Cognitive city is a term which expands the concept of the smart city[1] with the aspect of cognition or refers to a virtual environment where goal-driven communities gather to share knowledge. A physical cognitive city differs from conventional cities and smart cities in the fact that it is steadily learning through constant interaction with its citizens through advanced information and communications technologies (ICT) based ICT standards and that, based on this exchange of information, it becomes continuously more efficient, more sustainable and more resilient.[2][3][4] A virtual cognitive city differs from social media platforms and project management platforms in that shared data is critical for the group's performance, and the community consists of members spanning diverse expertise, backgrounds, motivations, and geographies but with a common desire to solve large problems. The virtual cognitive city is steadily learning through constant metadata generated by activity in the user community.[5]

Definition

edit

Cognitive cities are based on advanced ICTs which support the steady automation of daily urban processes. Additionally, learning processes are added to the underlying systems of the city which allow a system to learn from its past – meaning, the past behavior of the user – and to adapt to changes in the environment and thus to new requirements. The city learns by collecting data that has been provided by the citizens through the available ICT and by subsequently analyzing them. Both, citizens and the city, profit from this continuous interaction as well as from the ongoing learning process and they steadily develop themselves whereby also the collective intelligence[6] within the city is increased.[2]

Challenges

edit

Just like smart cities, cognitive cities should facilitate the response to the economic, social, ecologic, cultural and political challenges of the urban development. The focus here lies especially on problems caused by increasing population growth, demographic transition, scarcity of resources, pollution of the environment, global warming and financial uncertainties.

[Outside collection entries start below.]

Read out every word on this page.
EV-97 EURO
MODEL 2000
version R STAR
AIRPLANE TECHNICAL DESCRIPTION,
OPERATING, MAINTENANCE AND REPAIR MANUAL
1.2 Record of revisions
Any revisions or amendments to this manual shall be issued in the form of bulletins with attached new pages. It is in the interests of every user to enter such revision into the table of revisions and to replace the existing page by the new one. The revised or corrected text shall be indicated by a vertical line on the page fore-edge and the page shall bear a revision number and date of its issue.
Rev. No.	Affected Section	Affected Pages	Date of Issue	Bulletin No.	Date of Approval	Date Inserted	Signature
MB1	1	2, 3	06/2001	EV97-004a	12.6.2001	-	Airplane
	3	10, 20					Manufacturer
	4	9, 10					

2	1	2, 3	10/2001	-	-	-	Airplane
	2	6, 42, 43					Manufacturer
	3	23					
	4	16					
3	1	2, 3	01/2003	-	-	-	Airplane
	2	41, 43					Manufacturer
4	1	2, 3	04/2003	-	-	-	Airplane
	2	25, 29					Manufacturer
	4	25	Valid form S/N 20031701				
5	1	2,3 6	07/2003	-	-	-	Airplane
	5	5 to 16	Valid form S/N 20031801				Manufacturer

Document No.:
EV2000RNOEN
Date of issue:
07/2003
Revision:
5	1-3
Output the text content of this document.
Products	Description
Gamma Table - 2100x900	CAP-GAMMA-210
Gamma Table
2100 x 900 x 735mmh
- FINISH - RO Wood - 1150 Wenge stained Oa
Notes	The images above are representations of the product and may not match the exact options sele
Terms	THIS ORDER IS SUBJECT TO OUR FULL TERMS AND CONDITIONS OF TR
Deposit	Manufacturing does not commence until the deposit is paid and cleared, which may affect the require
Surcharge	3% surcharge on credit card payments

The most important component of all challenges of a city are the citizens themselves. Therefore, it is important to include every single inhabitant in the urban development process. This means, that by taking into account every single citizen (cf. citizen as sensors)[7] a city can further develop itself in such a way that it can fulfill the requirements of the citizens and stay attractive for current as well as potential citizens. Only a collaboration between the city and its citizens makes a successful urban development possible.[1][2]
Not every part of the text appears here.